Такими или примерно такими словами в несколько мучительных для обоих подходов обрисовал Клим свою нешуточную проблему. В то время ему исполнилось двадцать семь, он был на шесть лет старше Севы – пропасть для такого возраста, – и тем не менее, слушая его, тот постоянно напоминал себе, что разговаривает с Климом, а не с каким-нибудь прыщавым тринадцатилеткой. Проклятые климовы вопросы казались книжными, надуманными, глупыми, оторванными от реальности. Так говорят и ведут себя герои воспитательной литературы и дидактических фильмов. В жизни же подобная роль отведена только дуракам и блаженным.

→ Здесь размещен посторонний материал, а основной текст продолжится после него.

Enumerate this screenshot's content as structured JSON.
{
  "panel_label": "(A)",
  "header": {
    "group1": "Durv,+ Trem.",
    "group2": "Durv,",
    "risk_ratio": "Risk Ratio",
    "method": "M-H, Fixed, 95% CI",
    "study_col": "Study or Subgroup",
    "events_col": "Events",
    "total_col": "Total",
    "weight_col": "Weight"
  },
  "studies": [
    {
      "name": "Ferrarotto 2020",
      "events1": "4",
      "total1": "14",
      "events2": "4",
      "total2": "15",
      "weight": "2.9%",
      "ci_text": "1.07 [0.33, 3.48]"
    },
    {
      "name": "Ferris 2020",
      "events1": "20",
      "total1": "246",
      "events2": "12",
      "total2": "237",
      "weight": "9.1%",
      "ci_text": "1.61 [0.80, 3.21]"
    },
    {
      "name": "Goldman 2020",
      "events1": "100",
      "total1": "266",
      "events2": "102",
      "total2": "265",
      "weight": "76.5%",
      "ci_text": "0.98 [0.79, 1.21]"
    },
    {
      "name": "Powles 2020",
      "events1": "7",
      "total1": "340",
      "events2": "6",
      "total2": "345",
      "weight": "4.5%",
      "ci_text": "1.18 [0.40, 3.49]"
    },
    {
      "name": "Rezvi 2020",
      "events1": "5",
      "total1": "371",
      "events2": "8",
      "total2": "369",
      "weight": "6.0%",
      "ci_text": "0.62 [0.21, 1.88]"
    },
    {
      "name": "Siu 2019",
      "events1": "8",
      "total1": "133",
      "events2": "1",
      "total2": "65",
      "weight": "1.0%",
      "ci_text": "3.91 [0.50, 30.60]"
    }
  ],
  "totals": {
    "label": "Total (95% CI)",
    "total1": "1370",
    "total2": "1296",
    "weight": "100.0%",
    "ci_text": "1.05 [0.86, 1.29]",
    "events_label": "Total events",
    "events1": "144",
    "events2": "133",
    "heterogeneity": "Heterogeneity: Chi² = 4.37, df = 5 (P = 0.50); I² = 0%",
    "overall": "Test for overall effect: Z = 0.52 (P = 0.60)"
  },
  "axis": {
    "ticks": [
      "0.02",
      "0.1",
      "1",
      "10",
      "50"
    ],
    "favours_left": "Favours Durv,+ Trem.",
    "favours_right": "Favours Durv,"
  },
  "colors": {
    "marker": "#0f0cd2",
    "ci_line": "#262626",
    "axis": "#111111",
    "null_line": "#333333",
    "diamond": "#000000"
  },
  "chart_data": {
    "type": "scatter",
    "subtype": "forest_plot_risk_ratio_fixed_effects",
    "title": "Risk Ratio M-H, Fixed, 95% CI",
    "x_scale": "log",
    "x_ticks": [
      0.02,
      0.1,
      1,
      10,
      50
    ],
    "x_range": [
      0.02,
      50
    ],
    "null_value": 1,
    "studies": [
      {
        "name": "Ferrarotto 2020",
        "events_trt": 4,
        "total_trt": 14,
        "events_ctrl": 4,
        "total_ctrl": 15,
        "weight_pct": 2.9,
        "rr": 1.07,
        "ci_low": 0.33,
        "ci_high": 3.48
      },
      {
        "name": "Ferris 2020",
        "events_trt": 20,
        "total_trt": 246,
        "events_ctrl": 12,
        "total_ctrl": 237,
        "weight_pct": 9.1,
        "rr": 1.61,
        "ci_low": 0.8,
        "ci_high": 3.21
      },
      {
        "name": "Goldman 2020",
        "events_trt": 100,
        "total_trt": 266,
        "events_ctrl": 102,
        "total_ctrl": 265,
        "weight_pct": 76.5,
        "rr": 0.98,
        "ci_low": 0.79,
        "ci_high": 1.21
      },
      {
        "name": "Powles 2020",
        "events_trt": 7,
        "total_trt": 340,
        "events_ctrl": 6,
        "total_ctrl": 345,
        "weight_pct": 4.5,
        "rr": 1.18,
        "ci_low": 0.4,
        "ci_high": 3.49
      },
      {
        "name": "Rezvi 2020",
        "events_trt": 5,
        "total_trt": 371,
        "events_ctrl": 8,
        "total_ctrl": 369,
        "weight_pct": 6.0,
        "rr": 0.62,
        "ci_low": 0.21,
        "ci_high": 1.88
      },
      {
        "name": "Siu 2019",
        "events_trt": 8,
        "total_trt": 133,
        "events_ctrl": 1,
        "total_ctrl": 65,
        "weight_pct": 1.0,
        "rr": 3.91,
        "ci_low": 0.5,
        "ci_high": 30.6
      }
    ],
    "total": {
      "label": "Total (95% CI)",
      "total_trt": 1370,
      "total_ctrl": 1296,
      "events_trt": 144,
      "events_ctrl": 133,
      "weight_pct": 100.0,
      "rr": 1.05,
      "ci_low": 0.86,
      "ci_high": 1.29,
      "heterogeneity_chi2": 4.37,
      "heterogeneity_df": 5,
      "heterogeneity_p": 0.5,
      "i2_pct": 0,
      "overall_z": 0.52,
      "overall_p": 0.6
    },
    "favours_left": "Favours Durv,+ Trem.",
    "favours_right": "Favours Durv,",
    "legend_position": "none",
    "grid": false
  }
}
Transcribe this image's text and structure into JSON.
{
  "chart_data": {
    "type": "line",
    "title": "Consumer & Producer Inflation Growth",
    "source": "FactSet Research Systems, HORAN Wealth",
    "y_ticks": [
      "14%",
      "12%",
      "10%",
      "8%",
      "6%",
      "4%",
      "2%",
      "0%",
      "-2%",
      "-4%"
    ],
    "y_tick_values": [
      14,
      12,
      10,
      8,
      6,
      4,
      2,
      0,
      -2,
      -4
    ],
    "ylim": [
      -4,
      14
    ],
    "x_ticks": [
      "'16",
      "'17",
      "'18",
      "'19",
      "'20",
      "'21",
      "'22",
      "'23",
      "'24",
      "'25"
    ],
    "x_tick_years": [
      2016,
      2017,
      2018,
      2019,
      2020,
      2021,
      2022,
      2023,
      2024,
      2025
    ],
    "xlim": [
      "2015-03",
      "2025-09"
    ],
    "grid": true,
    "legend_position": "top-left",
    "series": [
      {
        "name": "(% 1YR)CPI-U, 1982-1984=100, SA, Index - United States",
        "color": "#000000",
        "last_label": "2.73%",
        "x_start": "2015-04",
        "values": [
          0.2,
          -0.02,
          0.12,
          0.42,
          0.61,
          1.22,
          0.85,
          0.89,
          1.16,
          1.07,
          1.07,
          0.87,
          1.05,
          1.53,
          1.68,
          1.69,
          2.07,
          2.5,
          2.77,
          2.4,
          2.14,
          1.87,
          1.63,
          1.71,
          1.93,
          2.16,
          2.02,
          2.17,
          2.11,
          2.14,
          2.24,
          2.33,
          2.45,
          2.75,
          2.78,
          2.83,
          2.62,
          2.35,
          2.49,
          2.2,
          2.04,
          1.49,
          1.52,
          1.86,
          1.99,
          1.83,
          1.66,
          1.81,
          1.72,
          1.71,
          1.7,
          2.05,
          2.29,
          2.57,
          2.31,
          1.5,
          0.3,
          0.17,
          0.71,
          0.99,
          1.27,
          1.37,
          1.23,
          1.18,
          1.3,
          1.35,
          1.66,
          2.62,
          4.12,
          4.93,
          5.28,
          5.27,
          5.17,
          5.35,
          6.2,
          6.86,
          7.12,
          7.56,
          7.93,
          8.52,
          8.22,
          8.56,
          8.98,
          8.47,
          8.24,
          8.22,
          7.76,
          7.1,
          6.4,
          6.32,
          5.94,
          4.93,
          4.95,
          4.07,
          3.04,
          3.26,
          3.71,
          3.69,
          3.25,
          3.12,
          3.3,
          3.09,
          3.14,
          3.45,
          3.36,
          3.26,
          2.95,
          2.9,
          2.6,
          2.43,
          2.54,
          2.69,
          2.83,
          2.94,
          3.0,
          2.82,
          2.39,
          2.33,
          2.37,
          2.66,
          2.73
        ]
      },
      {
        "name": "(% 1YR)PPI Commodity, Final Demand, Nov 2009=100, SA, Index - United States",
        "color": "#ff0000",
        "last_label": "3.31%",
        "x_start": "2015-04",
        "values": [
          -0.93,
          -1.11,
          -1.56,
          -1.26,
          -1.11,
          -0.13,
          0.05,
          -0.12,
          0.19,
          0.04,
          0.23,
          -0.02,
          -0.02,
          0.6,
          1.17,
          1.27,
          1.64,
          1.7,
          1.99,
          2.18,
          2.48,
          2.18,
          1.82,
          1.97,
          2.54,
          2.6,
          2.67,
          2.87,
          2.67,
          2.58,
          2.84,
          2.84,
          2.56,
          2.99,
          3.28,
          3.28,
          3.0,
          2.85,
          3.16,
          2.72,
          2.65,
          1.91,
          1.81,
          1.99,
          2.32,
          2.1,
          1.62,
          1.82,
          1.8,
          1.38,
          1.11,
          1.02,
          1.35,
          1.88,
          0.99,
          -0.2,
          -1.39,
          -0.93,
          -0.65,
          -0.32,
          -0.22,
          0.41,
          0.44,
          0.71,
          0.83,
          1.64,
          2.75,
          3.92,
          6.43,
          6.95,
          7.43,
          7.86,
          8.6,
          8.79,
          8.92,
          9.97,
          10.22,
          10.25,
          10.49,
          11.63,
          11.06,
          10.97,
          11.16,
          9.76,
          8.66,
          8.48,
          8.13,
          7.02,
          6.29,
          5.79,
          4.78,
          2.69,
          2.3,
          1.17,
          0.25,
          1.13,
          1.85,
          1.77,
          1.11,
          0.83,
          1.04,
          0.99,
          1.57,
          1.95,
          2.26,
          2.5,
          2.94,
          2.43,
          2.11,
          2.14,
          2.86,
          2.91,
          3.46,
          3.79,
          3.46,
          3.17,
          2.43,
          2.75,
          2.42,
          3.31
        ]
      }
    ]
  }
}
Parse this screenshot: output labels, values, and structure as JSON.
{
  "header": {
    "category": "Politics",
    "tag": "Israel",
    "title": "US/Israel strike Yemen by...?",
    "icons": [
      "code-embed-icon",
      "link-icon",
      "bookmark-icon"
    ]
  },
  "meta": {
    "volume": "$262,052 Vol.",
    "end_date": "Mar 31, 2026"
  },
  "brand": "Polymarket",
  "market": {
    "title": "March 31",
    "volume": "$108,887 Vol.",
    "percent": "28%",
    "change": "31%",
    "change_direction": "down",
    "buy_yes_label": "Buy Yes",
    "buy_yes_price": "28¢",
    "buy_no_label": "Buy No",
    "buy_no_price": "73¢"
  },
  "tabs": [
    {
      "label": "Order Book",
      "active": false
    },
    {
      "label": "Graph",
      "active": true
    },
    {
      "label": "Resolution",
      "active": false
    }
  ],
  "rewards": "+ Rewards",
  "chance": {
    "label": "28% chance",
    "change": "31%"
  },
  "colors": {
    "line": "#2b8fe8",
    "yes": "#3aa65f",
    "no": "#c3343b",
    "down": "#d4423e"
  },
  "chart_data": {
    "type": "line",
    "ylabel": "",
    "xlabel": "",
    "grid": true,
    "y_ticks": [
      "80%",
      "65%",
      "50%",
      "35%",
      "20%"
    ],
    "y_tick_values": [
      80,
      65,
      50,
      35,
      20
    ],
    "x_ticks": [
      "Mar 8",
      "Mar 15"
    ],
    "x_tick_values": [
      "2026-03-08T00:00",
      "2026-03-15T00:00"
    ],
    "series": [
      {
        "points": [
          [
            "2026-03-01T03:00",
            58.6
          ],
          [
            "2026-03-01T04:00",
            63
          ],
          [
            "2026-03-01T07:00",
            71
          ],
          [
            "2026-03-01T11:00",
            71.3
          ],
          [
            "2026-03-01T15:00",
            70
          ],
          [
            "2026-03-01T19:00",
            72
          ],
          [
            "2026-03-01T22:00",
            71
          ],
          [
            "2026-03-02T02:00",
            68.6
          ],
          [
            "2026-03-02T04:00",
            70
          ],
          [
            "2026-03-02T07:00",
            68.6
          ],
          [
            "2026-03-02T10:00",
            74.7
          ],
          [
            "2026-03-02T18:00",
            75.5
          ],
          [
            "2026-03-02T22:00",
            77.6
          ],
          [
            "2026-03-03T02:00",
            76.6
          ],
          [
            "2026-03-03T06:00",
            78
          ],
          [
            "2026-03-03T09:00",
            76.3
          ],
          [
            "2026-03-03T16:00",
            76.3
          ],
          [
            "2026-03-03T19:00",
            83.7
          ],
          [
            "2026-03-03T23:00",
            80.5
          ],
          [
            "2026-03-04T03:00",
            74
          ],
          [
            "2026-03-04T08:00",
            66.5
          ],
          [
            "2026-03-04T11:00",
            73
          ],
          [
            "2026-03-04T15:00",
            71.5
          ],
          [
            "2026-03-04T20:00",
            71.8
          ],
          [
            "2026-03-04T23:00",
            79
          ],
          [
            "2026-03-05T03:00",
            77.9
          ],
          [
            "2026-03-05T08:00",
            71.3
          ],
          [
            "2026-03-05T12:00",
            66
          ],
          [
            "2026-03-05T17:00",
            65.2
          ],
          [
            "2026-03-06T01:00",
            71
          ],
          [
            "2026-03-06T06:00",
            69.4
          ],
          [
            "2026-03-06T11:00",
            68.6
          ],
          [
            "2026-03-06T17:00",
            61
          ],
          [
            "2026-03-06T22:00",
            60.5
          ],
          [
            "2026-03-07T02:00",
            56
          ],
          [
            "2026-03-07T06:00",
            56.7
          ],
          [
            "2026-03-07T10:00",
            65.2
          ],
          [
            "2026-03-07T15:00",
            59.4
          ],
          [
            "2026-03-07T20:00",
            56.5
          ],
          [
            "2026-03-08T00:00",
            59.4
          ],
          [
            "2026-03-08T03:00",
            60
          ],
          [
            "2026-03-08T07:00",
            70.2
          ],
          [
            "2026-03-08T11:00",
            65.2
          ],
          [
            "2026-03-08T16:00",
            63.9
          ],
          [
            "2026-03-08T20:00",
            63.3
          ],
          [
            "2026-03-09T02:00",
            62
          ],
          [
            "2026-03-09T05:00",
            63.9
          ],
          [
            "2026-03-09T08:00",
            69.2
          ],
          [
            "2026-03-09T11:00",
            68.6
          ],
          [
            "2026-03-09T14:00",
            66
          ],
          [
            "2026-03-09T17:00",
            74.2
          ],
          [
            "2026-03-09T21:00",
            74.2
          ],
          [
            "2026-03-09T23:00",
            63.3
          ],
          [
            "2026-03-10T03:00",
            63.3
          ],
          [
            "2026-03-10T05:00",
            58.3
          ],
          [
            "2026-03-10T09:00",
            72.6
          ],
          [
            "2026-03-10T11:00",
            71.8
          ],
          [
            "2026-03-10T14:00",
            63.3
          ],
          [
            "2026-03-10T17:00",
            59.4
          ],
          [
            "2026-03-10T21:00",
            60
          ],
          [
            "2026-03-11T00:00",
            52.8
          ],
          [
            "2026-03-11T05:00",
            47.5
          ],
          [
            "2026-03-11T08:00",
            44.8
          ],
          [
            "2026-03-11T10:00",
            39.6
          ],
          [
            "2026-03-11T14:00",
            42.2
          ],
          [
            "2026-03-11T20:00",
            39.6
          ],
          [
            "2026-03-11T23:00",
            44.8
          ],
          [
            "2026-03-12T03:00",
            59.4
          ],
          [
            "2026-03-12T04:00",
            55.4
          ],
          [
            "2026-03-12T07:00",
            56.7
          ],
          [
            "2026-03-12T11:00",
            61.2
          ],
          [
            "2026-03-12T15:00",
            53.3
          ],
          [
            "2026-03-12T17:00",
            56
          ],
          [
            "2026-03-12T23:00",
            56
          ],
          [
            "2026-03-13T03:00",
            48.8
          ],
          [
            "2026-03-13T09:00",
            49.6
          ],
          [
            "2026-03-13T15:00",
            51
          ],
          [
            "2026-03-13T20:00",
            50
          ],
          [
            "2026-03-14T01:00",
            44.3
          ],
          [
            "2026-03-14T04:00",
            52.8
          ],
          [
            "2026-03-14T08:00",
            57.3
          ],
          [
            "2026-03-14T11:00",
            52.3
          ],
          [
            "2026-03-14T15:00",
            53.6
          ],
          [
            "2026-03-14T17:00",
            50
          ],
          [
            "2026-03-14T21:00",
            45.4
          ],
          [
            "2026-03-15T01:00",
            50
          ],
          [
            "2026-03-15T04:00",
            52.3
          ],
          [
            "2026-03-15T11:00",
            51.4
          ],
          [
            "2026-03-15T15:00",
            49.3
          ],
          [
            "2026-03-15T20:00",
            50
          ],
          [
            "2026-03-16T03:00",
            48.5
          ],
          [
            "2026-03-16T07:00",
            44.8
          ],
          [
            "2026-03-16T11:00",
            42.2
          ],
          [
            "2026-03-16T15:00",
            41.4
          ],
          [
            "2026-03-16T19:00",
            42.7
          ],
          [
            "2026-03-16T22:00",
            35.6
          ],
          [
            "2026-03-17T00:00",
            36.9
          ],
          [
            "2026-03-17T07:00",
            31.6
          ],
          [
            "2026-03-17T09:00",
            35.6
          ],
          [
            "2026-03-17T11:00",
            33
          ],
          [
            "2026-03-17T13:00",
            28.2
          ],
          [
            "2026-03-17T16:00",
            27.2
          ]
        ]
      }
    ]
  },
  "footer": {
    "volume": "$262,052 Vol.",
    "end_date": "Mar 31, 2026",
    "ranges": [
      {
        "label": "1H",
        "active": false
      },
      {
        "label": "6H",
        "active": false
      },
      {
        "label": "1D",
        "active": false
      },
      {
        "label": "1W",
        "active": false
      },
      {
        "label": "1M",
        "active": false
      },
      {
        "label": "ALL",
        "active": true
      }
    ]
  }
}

Но в том-то и дело, что Клим явно не подходил под оба этих определения. Он полагал свои поиски правдивой системы правил и соответствующего ей правильного образа жизни чем-то сугубо нормальным, свойственным всем и каждому и только по глупости или по лености загнанным куда-то далеко под самую нижнюю ступеньку в иерархии человеческих приоритетов. Ну что, к примеру, ненормального было в том, что он не пожелал катиться по жлобскому желобу своих братьев-алкоголиков? Или в том, что и в институтских компаниях, которые поначалу казались захватывающе интересными, он через год-другой обнаружил такую же скуку, хотя и намного более многословную?
Обладая быстрым умом и сокрушительной работоспособностью, он в два счета ликвидировал первоначальный недостаток начитанности и вскоре оперировал всевозможными «измами» с легкостью более чем достаточной для того, чтобы ощутить поверхностность и гнетущую бесплодность заносчивой псевдоинтеллектуальной говорильни. Инженерную профессию Клим получил без особого напряжения, но надежды на то, что этот род занятий в состоянии наполнить его жизнь содержанием, рассеялись еще в институте.
Тогда он всерьез заинтересовался историей, как будто отодвинув на время в сторону разочаровывающее настоящее, – в надежде на то, что оно станет понятнее, если подойти снизу, из прошлого. Со своей будущей женой Клим сошелся скорее на почве общего восхищения ее отцом-историком, потомственным интеллигентом из породы булгаковских профессоров. Увы, и тут его ожидало разочарование. Рафинированное профессорство ослепляло только на первый взгляд. При ближайшем рассмотрении выяснилось, что прекрасный дворец стоит над безобразным подвалом, полным стыдного вранья и трусливых компромиссов. Стоило ли ради этого уходить от родного алкогольного жлобства? Струковы, по крайней мере, гнобили себя откровенно… здесь же ложь достигала невиданного размаха; фасад настолько не соответствовал содержанию, что было трудно дышать.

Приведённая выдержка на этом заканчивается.